Ich hatte erwartet, dass es irgendwann leichter werden würde, Daniel gehen zu lassen. Dass es mir nach all den Monaten nicht so weh tun würde, wenn er sich verabschiedete, um zum nächsten Rennen zu fliegen.
Es war beinahe egal, ob er für ein, zwei oder drei Rennen wegflog, es fühlte sich jedes Mal furchtbar einsam an ihn ziehen zu lassen.
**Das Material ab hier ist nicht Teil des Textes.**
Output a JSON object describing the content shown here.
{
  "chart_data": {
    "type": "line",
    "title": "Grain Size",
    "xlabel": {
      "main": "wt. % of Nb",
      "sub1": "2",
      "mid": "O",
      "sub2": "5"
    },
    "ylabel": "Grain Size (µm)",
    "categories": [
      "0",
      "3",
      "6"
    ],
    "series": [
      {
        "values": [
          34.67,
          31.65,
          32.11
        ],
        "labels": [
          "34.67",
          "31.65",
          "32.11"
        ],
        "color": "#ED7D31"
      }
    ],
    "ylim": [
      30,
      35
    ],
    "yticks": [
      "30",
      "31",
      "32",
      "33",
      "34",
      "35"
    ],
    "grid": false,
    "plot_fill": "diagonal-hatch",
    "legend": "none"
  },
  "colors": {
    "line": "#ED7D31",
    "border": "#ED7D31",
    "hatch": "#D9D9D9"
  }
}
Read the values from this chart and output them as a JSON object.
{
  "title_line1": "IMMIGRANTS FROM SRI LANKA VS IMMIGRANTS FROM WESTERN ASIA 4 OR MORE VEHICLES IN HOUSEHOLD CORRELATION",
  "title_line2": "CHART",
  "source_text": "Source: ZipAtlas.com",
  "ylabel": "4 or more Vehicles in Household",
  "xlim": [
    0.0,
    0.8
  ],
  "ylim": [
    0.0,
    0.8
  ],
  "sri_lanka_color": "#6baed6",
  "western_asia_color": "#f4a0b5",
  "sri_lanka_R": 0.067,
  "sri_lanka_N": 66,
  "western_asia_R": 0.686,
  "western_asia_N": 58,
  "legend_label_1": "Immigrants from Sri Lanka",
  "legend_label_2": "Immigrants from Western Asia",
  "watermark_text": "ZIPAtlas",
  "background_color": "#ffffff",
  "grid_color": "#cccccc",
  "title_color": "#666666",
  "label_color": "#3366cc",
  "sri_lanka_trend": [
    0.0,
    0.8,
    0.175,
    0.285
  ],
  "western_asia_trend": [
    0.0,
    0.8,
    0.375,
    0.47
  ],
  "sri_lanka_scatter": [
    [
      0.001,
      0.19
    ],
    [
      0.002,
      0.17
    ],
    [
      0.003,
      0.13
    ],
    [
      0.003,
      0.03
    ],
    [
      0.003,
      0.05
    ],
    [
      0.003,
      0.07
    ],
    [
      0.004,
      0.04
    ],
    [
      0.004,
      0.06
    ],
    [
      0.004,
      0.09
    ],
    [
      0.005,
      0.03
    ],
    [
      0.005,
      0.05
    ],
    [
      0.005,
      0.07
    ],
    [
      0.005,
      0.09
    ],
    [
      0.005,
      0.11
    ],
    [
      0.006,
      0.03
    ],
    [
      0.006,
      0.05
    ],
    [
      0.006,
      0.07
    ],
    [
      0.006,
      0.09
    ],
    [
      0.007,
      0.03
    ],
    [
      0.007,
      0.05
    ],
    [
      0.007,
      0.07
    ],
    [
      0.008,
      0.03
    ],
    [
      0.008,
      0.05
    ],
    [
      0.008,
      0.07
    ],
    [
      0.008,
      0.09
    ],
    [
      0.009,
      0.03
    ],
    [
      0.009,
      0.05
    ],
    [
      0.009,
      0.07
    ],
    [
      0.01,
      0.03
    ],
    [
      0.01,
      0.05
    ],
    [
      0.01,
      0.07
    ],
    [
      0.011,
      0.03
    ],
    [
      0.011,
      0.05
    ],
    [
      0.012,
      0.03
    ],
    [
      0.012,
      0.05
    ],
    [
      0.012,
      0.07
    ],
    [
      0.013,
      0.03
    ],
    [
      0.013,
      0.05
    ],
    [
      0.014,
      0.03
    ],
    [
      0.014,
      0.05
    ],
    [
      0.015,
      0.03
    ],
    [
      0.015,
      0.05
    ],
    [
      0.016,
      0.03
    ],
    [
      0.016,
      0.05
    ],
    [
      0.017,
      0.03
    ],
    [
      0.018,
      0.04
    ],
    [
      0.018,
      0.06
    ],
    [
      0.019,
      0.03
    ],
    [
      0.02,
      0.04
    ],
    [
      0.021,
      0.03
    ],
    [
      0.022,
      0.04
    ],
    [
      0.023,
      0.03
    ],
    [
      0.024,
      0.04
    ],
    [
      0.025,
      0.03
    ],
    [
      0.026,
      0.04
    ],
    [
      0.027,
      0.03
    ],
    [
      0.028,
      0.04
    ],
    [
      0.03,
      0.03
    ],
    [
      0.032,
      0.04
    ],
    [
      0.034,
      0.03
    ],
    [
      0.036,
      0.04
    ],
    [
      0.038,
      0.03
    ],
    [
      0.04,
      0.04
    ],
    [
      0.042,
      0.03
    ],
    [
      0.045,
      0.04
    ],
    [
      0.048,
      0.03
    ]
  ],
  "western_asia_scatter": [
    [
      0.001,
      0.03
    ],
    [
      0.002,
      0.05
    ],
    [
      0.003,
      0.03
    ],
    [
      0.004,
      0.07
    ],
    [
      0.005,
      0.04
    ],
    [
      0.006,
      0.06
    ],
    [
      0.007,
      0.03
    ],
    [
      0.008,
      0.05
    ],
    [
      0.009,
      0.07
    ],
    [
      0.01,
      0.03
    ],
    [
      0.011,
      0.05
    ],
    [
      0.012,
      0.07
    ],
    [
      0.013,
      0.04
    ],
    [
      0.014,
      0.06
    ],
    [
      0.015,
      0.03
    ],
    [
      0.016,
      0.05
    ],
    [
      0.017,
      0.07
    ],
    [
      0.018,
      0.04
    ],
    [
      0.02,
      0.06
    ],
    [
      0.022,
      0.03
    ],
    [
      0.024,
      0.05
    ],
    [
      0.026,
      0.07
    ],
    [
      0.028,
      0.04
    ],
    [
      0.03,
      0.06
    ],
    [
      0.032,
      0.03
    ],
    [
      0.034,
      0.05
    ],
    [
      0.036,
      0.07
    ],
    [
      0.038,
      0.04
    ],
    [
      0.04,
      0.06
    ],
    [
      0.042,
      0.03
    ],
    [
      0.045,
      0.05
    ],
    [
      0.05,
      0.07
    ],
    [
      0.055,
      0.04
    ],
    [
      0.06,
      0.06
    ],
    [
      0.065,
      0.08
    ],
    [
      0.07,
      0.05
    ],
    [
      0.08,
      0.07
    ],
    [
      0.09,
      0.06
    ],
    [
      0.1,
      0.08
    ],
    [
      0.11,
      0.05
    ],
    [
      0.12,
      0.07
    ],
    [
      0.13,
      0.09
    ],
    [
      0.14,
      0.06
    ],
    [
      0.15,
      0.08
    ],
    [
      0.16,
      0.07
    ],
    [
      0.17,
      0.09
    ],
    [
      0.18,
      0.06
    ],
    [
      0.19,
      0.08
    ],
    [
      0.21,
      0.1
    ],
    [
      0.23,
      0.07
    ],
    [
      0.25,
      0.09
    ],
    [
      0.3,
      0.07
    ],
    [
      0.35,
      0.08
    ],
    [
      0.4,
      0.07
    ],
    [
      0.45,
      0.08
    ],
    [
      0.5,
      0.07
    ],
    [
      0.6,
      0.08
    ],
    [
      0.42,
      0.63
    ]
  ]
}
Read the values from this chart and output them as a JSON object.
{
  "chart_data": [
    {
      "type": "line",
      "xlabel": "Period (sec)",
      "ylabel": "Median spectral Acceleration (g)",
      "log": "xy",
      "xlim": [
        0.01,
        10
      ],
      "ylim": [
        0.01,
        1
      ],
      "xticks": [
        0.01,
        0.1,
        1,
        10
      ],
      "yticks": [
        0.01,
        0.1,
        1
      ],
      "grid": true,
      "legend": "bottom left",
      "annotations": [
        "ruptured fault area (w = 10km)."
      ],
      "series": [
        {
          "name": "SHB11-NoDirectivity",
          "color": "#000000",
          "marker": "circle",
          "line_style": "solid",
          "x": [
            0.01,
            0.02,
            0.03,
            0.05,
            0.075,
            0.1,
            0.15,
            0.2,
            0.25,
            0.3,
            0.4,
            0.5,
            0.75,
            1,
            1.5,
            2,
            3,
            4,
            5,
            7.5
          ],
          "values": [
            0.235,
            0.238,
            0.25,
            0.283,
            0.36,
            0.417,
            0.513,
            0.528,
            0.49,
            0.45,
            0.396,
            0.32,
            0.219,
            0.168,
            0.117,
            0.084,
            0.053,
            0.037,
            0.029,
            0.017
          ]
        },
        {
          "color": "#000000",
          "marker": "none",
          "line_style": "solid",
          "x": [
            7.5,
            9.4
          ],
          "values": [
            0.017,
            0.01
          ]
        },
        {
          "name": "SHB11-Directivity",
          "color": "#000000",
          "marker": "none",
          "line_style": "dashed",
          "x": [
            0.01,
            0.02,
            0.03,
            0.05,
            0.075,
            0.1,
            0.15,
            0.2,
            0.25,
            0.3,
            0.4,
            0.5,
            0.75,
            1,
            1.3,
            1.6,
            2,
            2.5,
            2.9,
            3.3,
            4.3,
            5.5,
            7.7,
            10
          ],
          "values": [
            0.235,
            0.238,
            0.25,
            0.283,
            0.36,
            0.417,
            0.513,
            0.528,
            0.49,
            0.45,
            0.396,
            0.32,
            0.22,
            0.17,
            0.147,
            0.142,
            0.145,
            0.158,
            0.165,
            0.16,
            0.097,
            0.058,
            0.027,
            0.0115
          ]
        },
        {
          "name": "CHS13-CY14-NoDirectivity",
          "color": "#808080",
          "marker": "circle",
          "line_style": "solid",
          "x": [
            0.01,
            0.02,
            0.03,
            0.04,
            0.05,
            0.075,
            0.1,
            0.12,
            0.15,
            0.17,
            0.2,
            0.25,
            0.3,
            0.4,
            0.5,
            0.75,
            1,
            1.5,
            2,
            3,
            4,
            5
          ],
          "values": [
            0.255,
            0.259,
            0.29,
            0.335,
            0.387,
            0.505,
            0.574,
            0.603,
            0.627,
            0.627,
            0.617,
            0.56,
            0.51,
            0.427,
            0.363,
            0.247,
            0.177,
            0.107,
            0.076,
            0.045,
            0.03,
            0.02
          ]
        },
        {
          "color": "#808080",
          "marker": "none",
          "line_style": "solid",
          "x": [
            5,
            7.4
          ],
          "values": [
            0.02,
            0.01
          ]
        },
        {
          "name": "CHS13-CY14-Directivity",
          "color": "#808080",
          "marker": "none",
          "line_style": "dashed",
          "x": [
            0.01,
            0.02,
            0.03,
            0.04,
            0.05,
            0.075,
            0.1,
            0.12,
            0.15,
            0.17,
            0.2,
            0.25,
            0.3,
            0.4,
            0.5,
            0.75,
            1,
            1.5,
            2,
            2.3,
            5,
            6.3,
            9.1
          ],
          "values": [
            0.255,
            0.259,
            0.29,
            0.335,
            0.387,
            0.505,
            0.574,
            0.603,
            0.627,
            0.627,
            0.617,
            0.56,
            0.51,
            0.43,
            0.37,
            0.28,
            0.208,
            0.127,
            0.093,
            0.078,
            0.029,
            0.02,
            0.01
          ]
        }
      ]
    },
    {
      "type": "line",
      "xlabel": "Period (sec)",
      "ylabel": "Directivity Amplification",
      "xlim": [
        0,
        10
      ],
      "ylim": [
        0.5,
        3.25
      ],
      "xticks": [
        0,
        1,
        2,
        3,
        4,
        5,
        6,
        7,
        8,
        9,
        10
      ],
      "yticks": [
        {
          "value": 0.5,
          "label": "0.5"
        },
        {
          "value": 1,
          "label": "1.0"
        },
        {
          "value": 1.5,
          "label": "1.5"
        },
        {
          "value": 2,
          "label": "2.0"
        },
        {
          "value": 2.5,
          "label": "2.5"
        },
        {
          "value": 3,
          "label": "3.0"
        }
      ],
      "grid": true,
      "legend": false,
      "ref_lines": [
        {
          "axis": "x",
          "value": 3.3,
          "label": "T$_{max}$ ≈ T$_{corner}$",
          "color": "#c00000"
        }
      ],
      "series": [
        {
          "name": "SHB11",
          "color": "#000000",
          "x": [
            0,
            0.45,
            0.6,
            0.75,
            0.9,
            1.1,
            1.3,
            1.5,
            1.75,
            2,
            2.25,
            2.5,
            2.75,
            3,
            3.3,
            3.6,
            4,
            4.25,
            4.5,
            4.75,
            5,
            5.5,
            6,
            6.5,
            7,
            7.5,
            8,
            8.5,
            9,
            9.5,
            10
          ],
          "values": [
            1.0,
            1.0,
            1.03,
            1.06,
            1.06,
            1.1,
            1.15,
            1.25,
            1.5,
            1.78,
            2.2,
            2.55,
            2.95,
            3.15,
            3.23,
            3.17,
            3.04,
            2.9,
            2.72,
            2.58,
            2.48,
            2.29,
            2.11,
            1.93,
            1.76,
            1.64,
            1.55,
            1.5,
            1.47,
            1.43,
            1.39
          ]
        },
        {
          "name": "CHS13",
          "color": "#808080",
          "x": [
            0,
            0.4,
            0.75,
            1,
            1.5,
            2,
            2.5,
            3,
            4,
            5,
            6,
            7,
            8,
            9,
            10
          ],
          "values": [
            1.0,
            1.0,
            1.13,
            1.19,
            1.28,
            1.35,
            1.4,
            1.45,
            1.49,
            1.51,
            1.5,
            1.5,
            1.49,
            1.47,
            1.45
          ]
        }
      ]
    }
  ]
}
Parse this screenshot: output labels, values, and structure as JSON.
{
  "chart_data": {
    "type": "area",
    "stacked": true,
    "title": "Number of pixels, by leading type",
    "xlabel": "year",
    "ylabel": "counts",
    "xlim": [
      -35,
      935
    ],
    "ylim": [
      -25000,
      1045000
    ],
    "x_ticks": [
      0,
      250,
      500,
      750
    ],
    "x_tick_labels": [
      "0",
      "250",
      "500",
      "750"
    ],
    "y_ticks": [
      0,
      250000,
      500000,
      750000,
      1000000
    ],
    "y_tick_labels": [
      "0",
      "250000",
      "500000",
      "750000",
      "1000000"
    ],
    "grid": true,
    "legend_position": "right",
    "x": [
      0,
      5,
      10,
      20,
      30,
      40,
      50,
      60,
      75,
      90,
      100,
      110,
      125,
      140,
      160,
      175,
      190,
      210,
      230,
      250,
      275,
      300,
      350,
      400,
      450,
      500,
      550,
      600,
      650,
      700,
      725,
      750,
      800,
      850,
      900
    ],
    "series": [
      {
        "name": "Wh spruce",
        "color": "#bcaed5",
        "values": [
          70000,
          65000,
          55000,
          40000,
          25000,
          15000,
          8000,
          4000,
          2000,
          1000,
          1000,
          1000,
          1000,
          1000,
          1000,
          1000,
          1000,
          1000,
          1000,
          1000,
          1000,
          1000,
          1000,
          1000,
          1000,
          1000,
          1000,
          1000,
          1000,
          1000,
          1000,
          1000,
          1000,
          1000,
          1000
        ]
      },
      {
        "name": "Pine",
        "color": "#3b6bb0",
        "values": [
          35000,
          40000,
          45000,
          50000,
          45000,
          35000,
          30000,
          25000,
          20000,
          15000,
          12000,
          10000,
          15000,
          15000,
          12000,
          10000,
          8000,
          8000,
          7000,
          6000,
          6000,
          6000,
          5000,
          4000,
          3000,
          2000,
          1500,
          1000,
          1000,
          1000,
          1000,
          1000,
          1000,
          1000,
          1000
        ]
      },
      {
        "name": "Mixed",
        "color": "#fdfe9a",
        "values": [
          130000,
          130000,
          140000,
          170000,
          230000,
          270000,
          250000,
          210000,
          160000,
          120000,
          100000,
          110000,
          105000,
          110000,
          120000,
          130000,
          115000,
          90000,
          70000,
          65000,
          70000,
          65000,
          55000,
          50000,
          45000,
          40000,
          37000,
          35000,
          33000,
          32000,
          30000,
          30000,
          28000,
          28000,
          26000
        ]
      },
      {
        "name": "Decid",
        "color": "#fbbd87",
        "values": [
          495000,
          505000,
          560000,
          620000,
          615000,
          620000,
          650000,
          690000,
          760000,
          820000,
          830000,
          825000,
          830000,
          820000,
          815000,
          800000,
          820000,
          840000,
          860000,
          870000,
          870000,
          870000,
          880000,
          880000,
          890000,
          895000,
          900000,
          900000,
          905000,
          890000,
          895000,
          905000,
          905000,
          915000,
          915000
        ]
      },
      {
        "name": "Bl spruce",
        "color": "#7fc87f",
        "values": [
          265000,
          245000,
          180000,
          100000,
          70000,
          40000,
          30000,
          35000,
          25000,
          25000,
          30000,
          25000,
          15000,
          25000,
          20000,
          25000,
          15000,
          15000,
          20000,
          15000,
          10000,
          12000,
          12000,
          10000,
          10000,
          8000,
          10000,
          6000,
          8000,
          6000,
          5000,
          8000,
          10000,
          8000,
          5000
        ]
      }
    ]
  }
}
Doch dieses Mal war es anders.
Dieses Mal war es das letzte Mal im Jahr 2021, denn die nächsten zwei Rennen würden die letzten der Saison sein.
Also brachte ich am 1. Dezember meinen Freund wie so oft zum Flughafen, küsste ihn vor der Sicherheitskontrolle zum Abschied und begann mir zu wünschen, die Zeit möge doppelt so schnell vergehen, damit ich ihn schneller wiedersehen konnte.

Bei den Rennen in Europa wusste ich wenigstens, dass er noch auf demselben Kontinent war, aber diese Wochenenden lagen längst hinter uns, weil in diesem Teil der Welt der Winter Einzug hielt. Seit Tagen war es nur noch am Regnen, aber mit Schnee war natürlich nicht zu rechnen.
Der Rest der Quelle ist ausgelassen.